A scientific paper follows the classic literary plot structure. Each section follows in sequence from the previous sections, so that no individual section (with the exception of the Introduction) can be fully understood without having read the previous ones. If you pick up a novel and read the last page first, you might find out whether Jack dies, but you won’t have any idea who killed him and why. Those details are important.
In terms of understanding the Results and Discussion sections of a paper, the Methods section is critical. Results should never be read as a standalone text. The only way you, the reader, can judge if my results are valid and meaningful is if you know how I collected and analysed the data.
The sexy summary sentence in an empirical paper’s abstract doesn’t necessarily apply to everywhere and everything – there’s a context. Which is why journals that hide the Methods at the end of the paper, or in supplementary material, are doing Science a huge disfavour.
The other important function of the Methods is to explain all the variable names, terms and statistical notation that will be encountered in the results, and probably during the discussion. This is especially important for ecological studies, where commonly used metrics like ‘richness’ and ‘diversity’ have multiple meanings and can be measured and calculated in many different ways. The Methods is like a specialised dictionary to set the reader up with the language needed to interpret the results and discussion. Because it’s a standalone section, with its own unique function, it ensures that the Results and Discussion are a lot easier to read.
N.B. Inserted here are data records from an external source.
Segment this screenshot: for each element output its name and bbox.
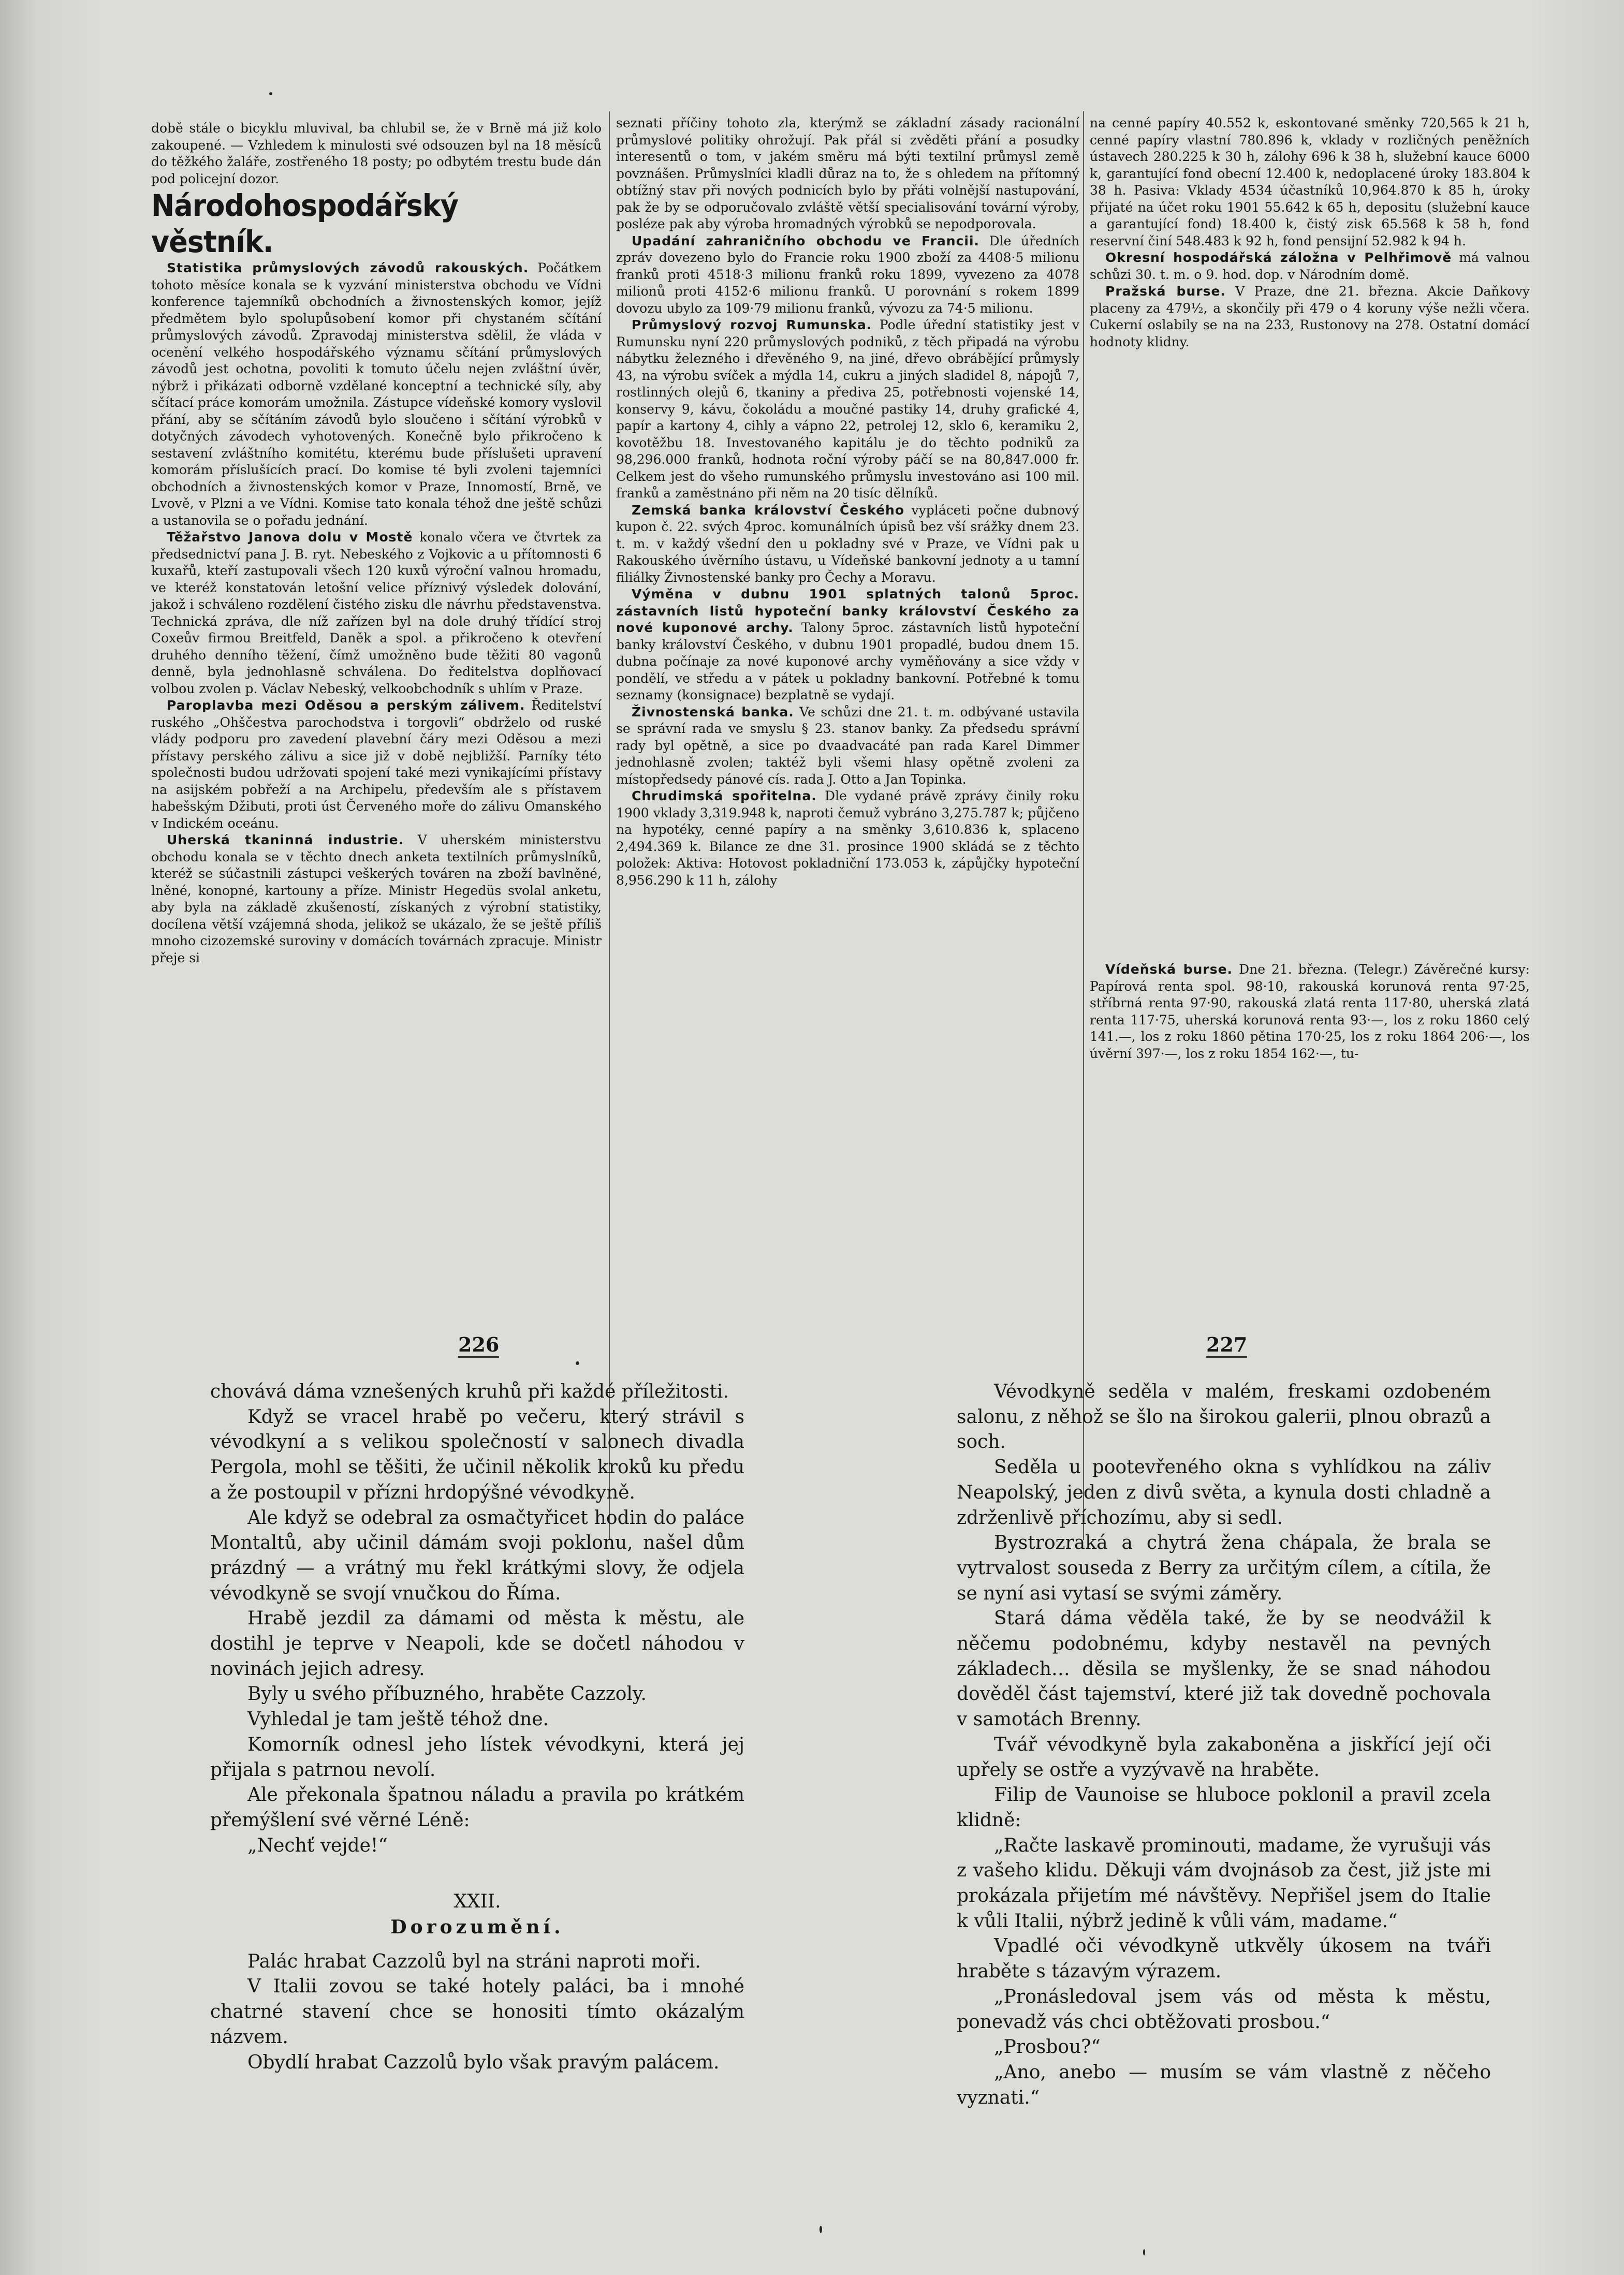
- paragraph: „Nechť vejde!“: [247, 1834, 388, 1856]
- ink-speck: [269, 92, 272, 95]
- book-page-left: [210, 1379, 744, 2075]
- article-body: Podle úřední statistiky jest v Rumunsku nyní 220 průmyslových podniků, z těch připadá na výrobu nábytku železného i dřevěného 9, na jiné, dřevo obrábějící průmysly 43, na výrobu svíček a mýdla 14, cukru a jiných sladidel 8, nápojů 7, rostlinných olejů 6, tkaniny a přediva 25, potřebnosti vojenské 14, konservy 9, kávu, čokoládu a moučné pastiky 14, druhy grafické 4, papír a kartony 4, cihly a vápno 22, petrolej 12, sklo 6, keramiku 2, kovotěžbu 18. Investovaného kapitálu je do těchto podniků za 98,296.000 franků, hodnota roční výroby páčí se na 80,847.000 fr. Celkem jest do všeho rumunského průmyslu investováno asi 100 mil. franků a zaměstnáno při něm na 20 tisíc dělníků.: [616, 317, 1079, 501]
- column3-intro: na cenné papíry 40.552 k, eskontované směnky 720,565 k 21 h, cenné papíry vlastní 780.896 k, vklady v rozličných peněžních ústavech 280.225 k 30 h, zálohy 696 k 38 h, služební kauce 6000 k, garantující fond obecní 12.400 k, nedoplacené úroky 183.804 k 38 h. Pasiva: Vklady 4534 účastníků 10,964.870 k 85 h, úroky přijaté na účet roku 1901 55.642 k 65 h, depositu (služební kauce a garantující fond) 18.400 k, čistý zisk 65.568 k 58 h, fond reservní činí 548.483 k 92 h, fond pensijní 52.982 k 94 h.: [1090, 115, 1530, 248]
- article-body: Počátkem tohoto měsíce konala se k vyzvání ministerstva obchodu ve Vídni konference tajemníků obchodních a živnostenských komor, jejíž předmětem bylo spolupůsobení komor při chystaném sčítání průmyslových závodů. Zpravodaj ministerstva sdělil, že vláda v ocenění velkého hospodářského významu sčítání průmyslových závodů jest ochotna, povoliti k tomuto účelu nejen zvláštní úvěr, nýbrž i přikázati odborně vzdělané konceptní a technické síly, aby sčítací práce komorám umožnila. Zástupce vídeňské komory vyslovil přání, aby se sčítáním závodů bylo sloučeno i sčítání výrobků v dotyčných závodech vyhotovených. Konečně bylo přikročeno k sestavení zvláštního komitétu, kterému bude příslušeti upravení komorám příslušících prací. Do komise té byli zvoleni tajemníci obchodních a živnostenských komor v Praze, Innomostí, Brně, ve Lvově, v Plzni a ve Vídni. Komise tato konala téhož dne ještě schůzi a ustanovila se o pořadu jednání.: [151, 260, 602, 528]
- article: [616, 788, 1079, 889]
- article-body: má valnou schůzi 30. t. m. o 9. hod. dop. v Národním domě.: [1090, 250, 1530, 282]
- article-title: Pražská burse.: [1105, 284, 1226, 299]
- article: [616, 233, 1079, 317]
- paragraph: Tvář vévodkyně byla zakaboněna a jiskřící její oči upřely se ostře a vyzývavě na hraběte.: [957, 1734, 1491, 1781]
- article-body: vypláceti počne dubnový kupon č. 22. svých 4proc. komunálních úpisů bez vší srážky dnem 23. t. m. v každý všední den u pokladny své v Praze, ve Vídni pak u Rakouského úvěrního ústavu, u Vídeňské bankovní jednoty a u tamní filiálky Živnostenské banky pro Čechy a Moravu.: [616, 502, 1080, 585]
- column2-intro: seznati příčiny tohoto zla, kterýmž se základní zásady racionální průmyslové politiky ohrožují. Pak přál si zvěděti přání a posudky interesentů o tom, v jakém směru má býti textilní průmysl země povznášen. Průmyslníci kladli důraz na to, že s ohledem na přítomný obtížný stav při nových podnicích bylo by přáti volnější nastupování, pak že by se odporučovalo zvláště větší specialisování tovární výroby, posléze pak aby výroba hromadných výrobků se nepodporovala.: [616, 115, 1079, 231]
- paragraph: Palác hrabat Cazzolů byl na stráni naproti moři.: [247, 1950, 701, 1972]
- ink-speck: [820, 2226, 822, 2233]
- article: [151, 260, 602, 529]
- article-body: V uherském ministerstvu obchodu konala se v těchto dnech anketa textilních průmyslníků, kteréž se súčastnili zástupci veškerých továren na zboží bavlněné, lněné, konopné, kartouny a příze. Ministr Hegedüs svolal anketu, aby byla na základě zkušeností, získaných z výrobní statistiky, docílena větší vzájemná shoda, jelikož se ukázalo, že se ještě příliš mnoho cizozemské suroviny v domácích továrnách zpracuje. Ministr přeje si: [151, 832, 602, 965]
- article-body: Ve schůzi dne 21. t. m. odbývané ustavila se správní rada ve smyslu § 23. stanov banky. Za předsedu správní rady byl opětně, a sice po dvaadvacáté pan rada Karel Dimmer jednohlasně zvolen; taktéž byli všemi hlasy opětně zvoleni za místopředsedy pánové cís. rada J. Otto a Jan Topinka.: [616, 704, 1080, 787]
- article-body: Dne 21. března. (Telegr.) Závěrečné kursy: Papírová renta spol. 98·10, rakouská korunová renta 97·25, stříbrná renta 97·90, rakouská zlatá renta 117·80, uherská zlatá renta 117·75, uherská korunová renta 93·—, los z roku 1860 celý 141.—, los z roku 1860 pětina 170·25, los z roku 1864 206·—, los úvěrní 397·—, los z roku 1854 162·—, tu-: [1090, 962, 1530, 1061]
- news-column-3: [1090, 115, 1530, 1062]
- paragraph: V Italii zovou se také hotely paláci, ba i mnohé chatrné stavení chce se honositi tímto okázalým názvem.: [210, 1976, 744, 2048]
- page-number-right: 227: [1206, 1333, 1247, 1358]
- article-title: Živnostenská banka.: [632, 704, 794, 720]
- article-body: Ředitelství ruského „Ohščestva parochodstva i torgovli“ obdrželo od ruské vlády podporu pro zavedení plavební čáry mezi Oděsou a mezi přístavy perského zálivu a sice již v době nejbližší. Parníky této společnosti budou udržovati spojení také mezi vynikajícími přístavy na asijském pobřeží a na Archipelu, především ale s přístavem habešským Džibuti, proti úst Červeného moře do zálivu Omanského v Indickém oceánu.: [151, 698, 602, 831]
- article-title: Vídeňská burse.: [1105, 962, 1233, 977]
- article-title: Uherská tkaninná industrie.: [167, 832, 404, 847]
- paragraph: Ale překonala špatnou náladu a pravila po krátkém přemýšlení své věrné Léně:: [210, 1784, 744, 1831]
- news-column-2: [616, 115, 1079, 889]
- article: [151, 697, 602, 832]
- chapter-title: Dorozumění.: [390, 1916, 564, 1939]
- article-body: Dle vydané právě zprávy činily roku 1900 vklady 3,319.948 k, naproti čemuž vybráno 3,275.787 k; půjčeno na hypotéky, cenné papíry a na směnky 3,610.836 k, splaceno 2,494.369 k. Bilance ze dne 31. prosince 1900 skládá se z těchto položek: Aktiva: Hotovost pokladniční 173.053 k, zápůjčky hypoteční 8,956.290 k 11 h, zálohy: [616, 788, 1080, 888]
- column1-intro: době stále o bicyklu mluvival, ba chlubil se, že v Brně má již kolo zakoupené. — Vzhledem k minulosti své odsouzen byl na 18 měsíců do těžkého žaláře, zostřeného 18 posty; po odbytém trestu bude dán pod policejní dozor.: [151, 121, 602, 186]
- paragraph: „Prosbou?“: [994, 2036, 1101, 2058]
- column-rule: [609, 111, 610, 1540]
- paragraph: „Račte laskavě prominouti, madame, že vyrušuji vás z vašeho klidu. Děkuji vám dvojnásob za čest, již jste mi prokázala přijetím mé návštěvy. Nepřišel jsem do Italie k vůli Italii, nýbrž jedině k vůli vám, madame.“: [957, 1834, 1491, 1932]
- paragraph: Když se vracel hrabě po večeru, který strávil s vévodkyní a s velikou společností v salonech divadla Pergola, mohl se těšiti, že učinil několik kroků ku předu a že postoupil v přízni hrdopýšné vévodkyně.: [210, 1406, 744, 1503]
- paragraph: Hrabě jezdil za dámami od města k městu, ale dostihl je teprve v Neapoli, kde se dočetl náhodou v novinách jejich adresy.: [210, 1608, 744, 1680]
- article-title: Výměna v dubnu 1901 splatných talonů 5proc. zástavních listů hypoteční banky království Českého za nové kuponové archy.: [616, 586, 1079, 635]
- article-title: Zemská banka království Českého: [632, 502, 905, 518]
- chapter-number: XXII.: [453, 1891, 501, 1913]
- paragraph: Ale když se odebral za osmačtyřicet hodin do paláce Montaltů, aby učinil dámám svoji poklonu, našel dům prázdný — a vrátný mu řekl krátkými slovy, že odjela vévodkyně se svojí vnučkou do Říma.: [210, 1507, 744, 1604]
- article: [616, 586, 1079, 704]
- article-title: Statistika průmyslových závodů rakouských.: [167, 260, 529, 275]
- article: [616, 317, 1079, 502]
- article-title: Těžařstvo Janova dolu v Mostě: [167, 530, 413, 545]
- paragraph: Vyhledal je tam ještě téhož dne.: [247, 1709, 549, 1730]
- article: [616, 502, 1079, 586]
- article-title: Průmyslový rozvoj Rumunska.: [632, 317, 872, 332]
- article-title: Upadání zahraničního obchodu ve Francii.: [632, 233, 980, 248]
- news-column-1: [151, 120, 602, 966]
- paragraph: Seděla u pootevřeného okna s vyhlídkou na záliv Neapolský, jeden z divů světa, a kynula dosti chladně a zdrženlivě příchozímu, aby si sedl.: [957, 1457, 1491, 1529]
- article: [151, 832, 602, 966]
- article-body: Talony 5proc. zástavních listů hypoteční banky království Českého, v dubnu 1901 propadlé, budou dnem 15. dubna počínaje za nové kuponové archy vyměňovány a sice vždy v pondělí, ve středu a v pátek u pokladny bankovní. Potřebné k tomu seznamy (konsignace) bezplatně se vydají.: [616, 620, 1079, 702]
- paragraph: Komorník odnesl jeho lístek vévodkyni, která jej přijala s patrnou nevolí.: [210, 1734, 744, 1781]
- ink-speck: [1143, 2249, 1145, 2255]
- article: [616, 704, 1079, 788]
- article: [1090, 961, 1530, 1062]
- paragraph: Vpadlé oči vévodkyně utkvěly úkosem na tváři hraběte s tázavým výrazem.: [957, 1935, 1491, 1983]
- masthead: Národohospodářský věstník.: [151, 188, 459, 259]
- article-body: Dle úředních zpráv dovezeno bylo do Francie roku 1900 zboží za 4408·5 milionu franků proti 4518·3 milionu franků roku 1899, vyvezeno za 4078 milionů proti 4152·6 milionu franků. U porovnání s rokem 1899 dovozu ubylo za 109·79 milionu franků, vývozu za 74·5 milionu.: [616, 233, 1079, 316]
- paragraph: Filip de Vaunoise se hluboce poklonil a pravil zcela klidně:: [957, 1784, 1491, 1831]
- paragraph: „Ano, anebo — musím se vám vlastně z něčeho vyznati.“: [957, 2061, 1491, 2108]
- paragraph: Vévodkyně seděla v malém, freskami ozdobeném salonu, z něhož se šlo na širokou galerii, plnou obrazů a soch.: [957, 1381, 1491, 1453]
- page-number-left: 226: [458, 1333, 499, 1358]
- article-title: Chrudimská spořitelna.: [632, 788, 817, 803]
- book-page-right: [957, 1379, 1491, 2110]
- paragraph: Stará dáma věděla také, že by se neodvážil k něčemu podobnému, kdyby nestavěl na pevných základech… děsila se myšlenky, že se snad náhodou dověděl část tajemství, které již tak dovedně pochovala v samotách Brenny.: [957, 1608, 1491, 1730]
- paragraph: Byly u svého příbuzného, hraběte Cazzoly.: [247, 1683, 647, 1705]
- column-rule: [1083, 111, 1084, 1540]
- article-body: konalo včera ve čtvrtek za předsednictví pana J. B. ryt. Nebeského z Vojkovic a u přítomnosti 6 kuxařů, kteří zastupovali všech 120 kuxů výroční valnou hromadu, ve kteréž konstatován letošní velice příznivý výsledek dolování, jakož i schváleno rozdělení čistého zisku dle návrhu představenstva. Technická zpráva, dle níž zařízen byl na dole druhý třídící stroj Coxeův firmou Breitfeld, Daněk a spol. a přikročeno k otevření druhého denního těžení, čímž umožněno bude těžiti 80 vagonů denně, byla jednohlasně schválena. Do ředitelstva doplňovací volbou zvolen p. Václav Nebeský, velkoobchodník s uhlím v Praze.: [151, 530, 602, 696]
- article-body: V Praze, dne 21. března. Akcie Daňkovy placeny za 479½, a skončily při 479 o 4 koruny výše nežli včera. Cukerní oslabily se na na 233, Rustonovy na 278. Ostatní domácí hodnoty klidny.: [1090, 284, 1530, 349]
- article: [151, 529, 602, 697]
- article: [1090, 249, 1530, 283]
- paragraph: Bystrozraká a chytrá žena chápala, že brala se vytrvalost souseda z Berry za určitým cílem, a cítila, že se nyní asi vytasí se svými záměry.: [957, 1532, 1491, 1604]
- paragraph: Obydlí hrabat Cazzolů bylo však pravým palácem.: [247, 2051, 720, 2073]
- paragraph: „Pronásledoval jsem vás od města k městu, ponevadž vás chci obtěžovati prosbou.“: [957, 1986, 1491, 2033]
- paragraph: chovává dáma vznešených kruhů při každé příležitosti.: [210, 1381, 729, 1402]
- article: [1090, 283, 1530, 350]
- article-title: Paroplavba mezi Oděsou a perským zálivem.: [167, 698, 525, 713]
- article-title: Okresní hospodářská záložna v Pelhřimově: [1105, 250, 1452, 265]
- ink-speck: [576, 1361, 579, 1365]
For example, say I count the number of flowering plant species within a 1m x 1m quadrat as a measure of flowering plant richness at each site. It’s a lot easier to explain this once in the Methods and then refer to the metric as ‘floral richness’ for the rest of the paper, rather than writing (and making you read) ‘total number of flowering plant species in a 1m x 1m quadrat’ every time.
This is a scientific standard that most students are taught in high school. The first mention of a metric or statistical test contains the long detail with its associated simple notation, and then the author can safely use the simple notation for the rest of the report knowing their reader understands what’s going on.
So it surprises me when a reviewer expects me to repeat the long description of variables and details for my entire paper. Recently a reviewer highlighted a sentence in my Results where I had used the term ‘bee richness’ (after explaining it’s meaning in the Methods). They asked “What kind of richness? You need to clarify which metric was used!” complete with the exclamation mark. They then picked up the same term a few more times throughout the rest of the manuscript, each time asking me to specify which metric I was using.
This tells me they didn’t read my Methods, where I clearly explained all details of all metrics used. Alternatively, if they did read my Methods, are they suggesting that I need to spell everything out for the whole paper, for the benefit of the people who don’t want to read the Methods? I hope not!
What do you think? Do you read or skim Methods sections? Should specific terms and variable names be explained once, or with each mention?
© Manu Saunders 2017
One explanation in the Methods ought to be sufficient (as a grad student who, admittedly, skims the methods until I come across a term I need to go back and look for!)–but for papers with a lot of variables/terms, especially computational work, I think a reminder or two in the discussion is very helpful. (Honestly, for mathematical modeling where no two people are able to set aside ego long enough to use the same variable for the same thing, is a table of variables too much to ask? Sorry, rant over.)
Or at least in figure captions, if they’re busy figures.